Deutlicher wird Landesvorstandsmitglied Robert
Zion. In NRW hätten alle Grünen nach Steinbrücks Nominierung die
Hände über den Kopf zusammengeschlagen. "Seine
Charaktereigenschaften sind uns noch allzu gut bekannt", sagt der
Parteilinke. Andere Grüne drücken ihre tiefe Abneigung noch
unverblümter aus, sprechen von der "Rückkehr eines Untoten". Sie
haben nicht vergessen, wie der cholerische "Grünenfresser" mit
seinen permanenten Attacken auf den kleineren Partner 2005 die
rot-grüne Koalition im Land an die Wand gefahren hat.
Ebenso gut in Erinnerung ist an Rhein und Ruhr
auch Steinbrücks Liebäugeln mit der FDP, die er während seiner
Regierungszeit nur allzu gerne gegen die Grünen eingetauscht hätte.
Entsprechend gereizt reagieren viele NRW-Grüne auf die neuen
rot-gelb-grünen Gedankenspiele des SPD-Kanzlerkandidaten. Eine Ampel
im Bund bezeichnet Landeschef Lehmann als "absolut absurde
Vorstellung". Schließlich wollen die Grünen im Wahlkampf mit den
Themen Klimaschutz und Energiewende, Gerechtigkeit und Umverteilung
punkten. Da gebe es keine inhaltlichen Schnittmengen mit den
Freidemokraten.
Strategisch gilt eine Ampel sogar als gefährlich:
Eingeklemmt zwischen dem industriefreundlichen Beton-Sozi Steinbrück
und den Neoliberalen von der FDP wäre der sozial-ökologische
Gestaltungsspielraum allzu gering, ist aus Düsseldorf zu hören. Die
NRW-Grünen werben deshalb für einen "Kurs der Eigenständigkeit" im
Bundestagswahlkampf. Damit sei die Partei in den vergangenen
Wahlkämpfen gut gefahren. "Wir sind kein Anhängsel der SPD", mahnt
Daniela Schneckenburger.
Ein definitives Nein zur Ampel wie im
Bundestagswahlkampf 2009 aber wollen die NRW-Grünen bei ihrer
Bundesspitze nicht durchkämpfen. "Wir machen keinen
Negativwahlkampf", sagt Robert Zion. Auch ohne vorherigen
Unvereinbarkeitsbeschluss werde es jedoch trotzdem keine
Ampelkoalition geben. "Die ist bei den Grünen nicht durchsetzbar",
ist er überzeugt.
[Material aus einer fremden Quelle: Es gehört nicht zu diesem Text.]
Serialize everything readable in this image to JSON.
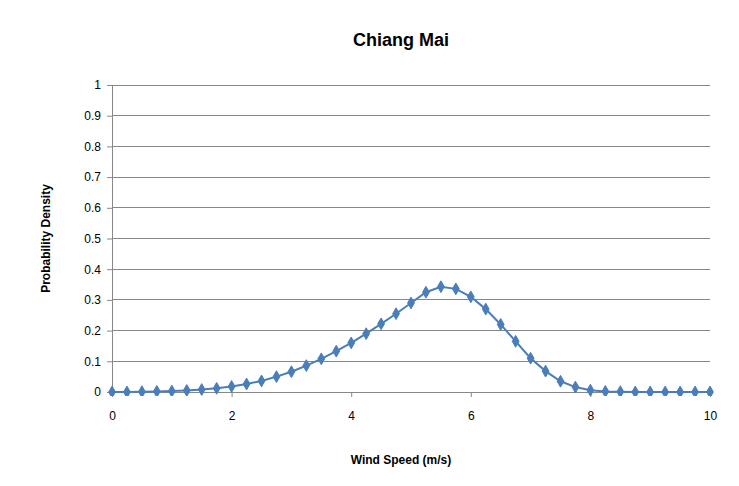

Zion plädiert stattdessen für ein anderes Bündnis:
"Ich bin für Rot-Rot-Grün." Die Zeit sei reif für einen
Politikwechsel. Der sei jedoch nur mit der Linkspartei möglich,
falls es für Rot-Grün alleine nicht reiche. Das Problem: Eine
Zusammenarbeit mit der Linkspartei hat Steinbrück bereits definitiv
ausgeschlossen. Nach Ansicht Zions ein fataler Fehler: "Dessen Line
führt schnurstracks in die große Koalition", warnt er.
Es gebe noch eine Alternative: Schwarz-Grün. Das
wäre immer noch besser als eine Ampelkoalition unter einem Kanzler
Steinbrück, sagen führende Landes-Grüne hinter vorgehaltener Hand.
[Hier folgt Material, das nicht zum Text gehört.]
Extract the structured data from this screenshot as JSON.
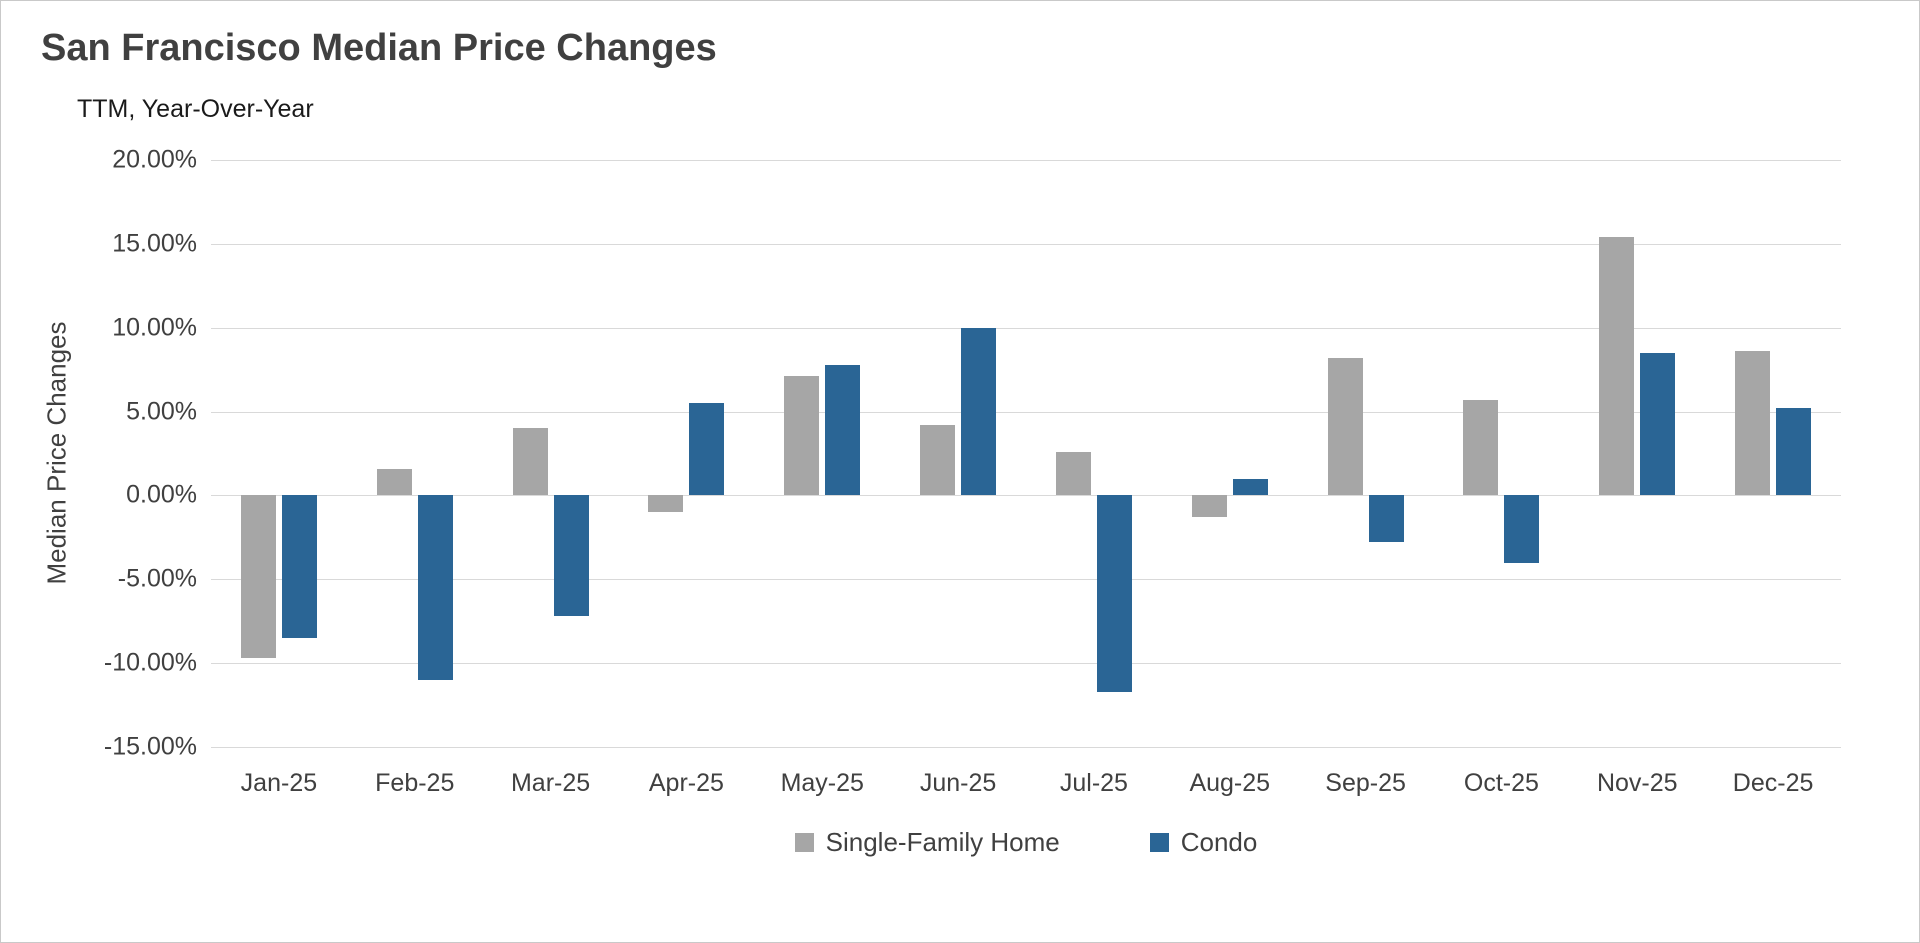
{
  "chart_data": {
    "type": "bar",
    "title": "San Francisco Median Price Changes",
    "subtitle": "TTM, Year-Over-Year",
    "ylabel": "Median Price Changes",
    "xlabel": "",
    "categories": [
      "Jan-25",
      "Feb-25",
      "Mar-25",
      "Apr-25",
      "May-25",
      "Jun-25",
      "Jul-25",
      "Aug-25",
      "Sep-25",
      "Oct-25",
      "Nov-25",
      "Dec-25"
    ],
    "series": [
      {
        "name": "Single-Family Home",
        "color": "#A6A6A6",
        "values": [
          -9.7,
          1.6,
          4.0,
          -1.0,
          7.1,
          4.2,
          2.6,
          -1.3,
          8.2,
          5.7,
          15.4,
          8.6
        ]
      },
      {
        "name": "Condo",
        "color": "#2A6595",
        "values": [
          -8.5,
          -11.0,
          -7.2,
          5.5,
          7.8,
          10.0,
          -11.7,
          1.0,
          -2.8,
          -4.0,
          8.5,
          5.2
        ]
      }
    ],
    "value_unit": "%",
    "ylim": [
      -15,
      20
    ],
    "ytick_values": [
      20,
      15,
      10,
      5,
      0,
      -5,
      -10,
      -15
    ],
    "ytick_labels": [
      "20.00%",
      "15.00%",
      "10.00%",
      "5.00%",
      "0.00%",
      "-5.00%",
      "-10.00%",
      "-15.00%"
    ],
    "grid": true,
    "legend_position": "bottom",
    "colors": {
      "grid": "#D9D9D9",
      "axis_text": "#404040",
      "title_text": "#404040",
      "background": "#FFFFFF"
    }
  }
}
Doch realistisch sei das nicht. So bleibt den NRW-Grünen nur noch
das Prinzip Hoffnung. "Wir kämpfen für Rot-Grün", macht sich der
Landtagsfraktionsvorsitzende Reiner Priggen Mut - auch wenn beide
Parteien zusammen in den aktuellen Umfragen gerade mal auf 40 bis 42
Prozent kommen. "Wer weiß", sagt Priggen, "wie es in einem Jahr
aussieht."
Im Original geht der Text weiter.